Rosfinmonitoring is preparing strict rules for the crypto market: full identification and Travel Rule
The Russian regulator, represented by Rosfinmonitoring, intends to drastically tighten control over the circulation of digital currencies. A new package of measures, announced by the agency's advisor Vlada Korchagina, aims to bring the crypto industry out of the shadows and align national legislation with the stringent standards of the FATF.
The key change is mandatory full client identification for all new market participants. This is not just about collecting passport data. Brokers, trust managers, and crypto exchanges wishing to legally operate with digital assets will be required to disclose information about beneficiaries and ultimate beneficial owners. This is a direct blow to anonymity, which has long been a hallmark of cryptocurrencies.
Reducing the burden and expanding control
To avoid paralyzing the operations of legal services, the regulator has provided a delegation mechanism.

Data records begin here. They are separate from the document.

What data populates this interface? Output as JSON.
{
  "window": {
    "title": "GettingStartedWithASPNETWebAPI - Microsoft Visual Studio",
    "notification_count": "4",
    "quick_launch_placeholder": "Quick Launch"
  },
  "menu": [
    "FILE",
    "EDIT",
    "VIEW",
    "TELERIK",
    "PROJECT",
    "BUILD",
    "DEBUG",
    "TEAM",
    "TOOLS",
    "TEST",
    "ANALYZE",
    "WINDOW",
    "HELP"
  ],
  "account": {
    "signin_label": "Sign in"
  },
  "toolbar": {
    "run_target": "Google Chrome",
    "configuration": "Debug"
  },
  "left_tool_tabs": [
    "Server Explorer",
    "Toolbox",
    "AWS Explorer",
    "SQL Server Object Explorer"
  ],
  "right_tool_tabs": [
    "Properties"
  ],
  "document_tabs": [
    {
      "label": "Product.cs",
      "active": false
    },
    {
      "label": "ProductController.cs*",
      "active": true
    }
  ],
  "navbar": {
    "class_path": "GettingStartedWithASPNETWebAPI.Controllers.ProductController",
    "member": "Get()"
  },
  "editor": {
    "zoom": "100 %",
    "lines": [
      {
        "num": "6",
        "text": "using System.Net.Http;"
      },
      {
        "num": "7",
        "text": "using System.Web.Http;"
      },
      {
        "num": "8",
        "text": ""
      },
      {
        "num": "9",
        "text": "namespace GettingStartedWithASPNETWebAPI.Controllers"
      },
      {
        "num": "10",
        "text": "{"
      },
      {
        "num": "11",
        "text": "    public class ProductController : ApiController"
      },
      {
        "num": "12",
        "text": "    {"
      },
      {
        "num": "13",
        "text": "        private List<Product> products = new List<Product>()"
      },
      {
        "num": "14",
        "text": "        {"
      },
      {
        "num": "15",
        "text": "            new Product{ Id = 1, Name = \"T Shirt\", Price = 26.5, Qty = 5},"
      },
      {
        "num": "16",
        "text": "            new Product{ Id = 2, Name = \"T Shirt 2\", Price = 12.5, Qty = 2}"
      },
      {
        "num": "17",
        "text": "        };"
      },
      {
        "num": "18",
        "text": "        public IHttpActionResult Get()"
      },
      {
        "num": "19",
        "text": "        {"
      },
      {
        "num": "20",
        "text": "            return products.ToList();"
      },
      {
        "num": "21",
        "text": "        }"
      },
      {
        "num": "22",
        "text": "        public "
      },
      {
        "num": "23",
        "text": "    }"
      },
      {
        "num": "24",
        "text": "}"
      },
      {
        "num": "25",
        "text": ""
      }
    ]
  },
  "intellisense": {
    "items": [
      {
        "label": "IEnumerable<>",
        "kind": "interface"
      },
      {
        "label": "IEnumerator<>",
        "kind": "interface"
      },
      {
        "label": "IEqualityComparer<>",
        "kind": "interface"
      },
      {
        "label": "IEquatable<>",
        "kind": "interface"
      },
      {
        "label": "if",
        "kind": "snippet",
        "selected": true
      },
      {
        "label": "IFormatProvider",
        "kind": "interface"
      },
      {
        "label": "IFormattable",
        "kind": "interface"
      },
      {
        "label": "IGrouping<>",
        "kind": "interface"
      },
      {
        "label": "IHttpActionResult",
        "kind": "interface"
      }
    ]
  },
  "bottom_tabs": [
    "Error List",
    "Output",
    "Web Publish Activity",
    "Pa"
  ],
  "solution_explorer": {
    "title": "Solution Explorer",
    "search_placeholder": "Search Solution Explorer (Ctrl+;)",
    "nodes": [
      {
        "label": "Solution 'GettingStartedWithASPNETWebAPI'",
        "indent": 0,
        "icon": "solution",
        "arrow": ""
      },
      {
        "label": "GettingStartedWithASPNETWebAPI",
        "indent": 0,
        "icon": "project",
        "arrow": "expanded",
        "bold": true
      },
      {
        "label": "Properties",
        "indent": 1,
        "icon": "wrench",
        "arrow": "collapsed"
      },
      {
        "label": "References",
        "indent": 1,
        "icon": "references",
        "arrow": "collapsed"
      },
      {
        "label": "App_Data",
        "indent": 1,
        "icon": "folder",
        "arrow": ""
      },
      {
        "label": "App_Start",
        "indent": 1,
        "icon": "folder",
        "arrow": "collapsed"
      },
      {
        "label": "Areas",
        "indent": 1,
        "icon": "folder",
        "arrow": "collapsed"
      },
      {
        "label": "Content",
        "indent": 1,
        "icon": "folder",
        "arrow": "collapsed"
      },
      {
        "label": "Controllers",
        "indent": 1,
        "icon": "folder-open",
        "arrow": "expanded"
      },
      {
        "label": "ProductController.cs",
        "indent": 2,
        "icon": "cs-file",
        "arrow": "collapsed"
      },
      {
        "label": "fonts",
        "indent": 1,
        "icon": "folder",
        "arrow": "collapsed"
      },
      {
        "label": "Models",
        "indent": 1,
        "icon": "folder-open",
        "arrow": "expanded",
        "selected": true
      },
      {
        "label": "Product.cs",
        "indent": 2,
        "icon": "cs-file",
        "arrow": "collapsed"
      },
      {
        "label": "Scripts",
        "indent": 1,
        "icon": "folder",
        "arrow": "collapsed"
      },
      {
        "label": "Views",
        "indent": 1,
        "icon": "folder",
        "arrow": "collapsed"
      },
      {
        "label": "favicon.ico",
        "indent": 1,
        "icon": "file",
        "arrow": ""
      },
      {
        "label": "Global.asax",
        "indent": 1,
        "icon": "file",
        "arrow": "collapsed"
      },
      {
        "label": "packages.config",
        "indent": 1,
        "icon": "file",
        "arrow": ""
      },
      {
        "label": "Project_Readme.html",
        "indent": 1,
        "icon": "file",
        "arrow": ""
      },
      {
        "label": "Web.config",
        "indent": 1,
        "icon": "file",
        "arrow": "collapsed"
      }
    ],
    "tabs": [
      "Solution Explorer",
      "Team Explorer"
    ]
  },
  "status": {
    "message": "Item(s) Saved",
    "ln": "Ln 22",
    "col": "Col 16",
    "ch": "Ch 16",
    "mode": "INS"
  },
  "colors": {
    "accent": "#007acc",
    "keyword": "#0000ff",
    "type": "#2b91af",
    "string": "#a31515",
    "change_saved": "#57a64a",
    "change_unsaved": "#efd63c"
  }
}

Crypto companies will be able to transfer identification functions to commercial banks and professional securities market participants. This will reduce the operational burden but, at the same time, integrate crypto exchanges into the traditional financial infrastructure with its total monitoring.
In parallel, the list of transactions subject to mandatory control is being expanded. Five new types of transactions related to cryptocurrency will be added. Currently, transactions with digital financial assets amounting to 1 million rubles or more are already subject to control. Banks and depositories will have the right to block suspicious transfers.
Travel Rule and "decriminalization" of the market
The most significant innovation is the introduction of the Travel Rule for crypto transactions. Now, every transfer must be accompanied by end-to-end information about the sender and recipient. Similar requirements are already in effect in the European Union and most FATF jurisdictions. This completely eliminates the possibility of anonymous transfers, even if they pass through multiple wallets.
According to Korchagina, the goal of these measures is to "decriminalize" the cryptocurrency market. However, in my opinion, this is more of an attempt to force the industry into the Procrustean bed of traditional financial oversight. The real effectiveness will depend on how quickly and efficiently the infrastructure begins to operate.
The innovations will only come into force after the adoption of the bill "On Digital Currency and Digital Rights," which has so far only passed its first reading. However, the trend is clear: Russia, fearing being placed on the FATF "grey list," is betting on total control rather than stimulating innovation.
My expert opinion: The Russian crypto market is entering an era of total surveillance. For bona fide participants, this means increased compliance costs, but also greater trust from traditional financial institutions. For those who counted on anonymity, the game is over. The only question is how effectively the regulator will be able to track transactions in decentralized networks, where full transparency is technically impossible to ensure.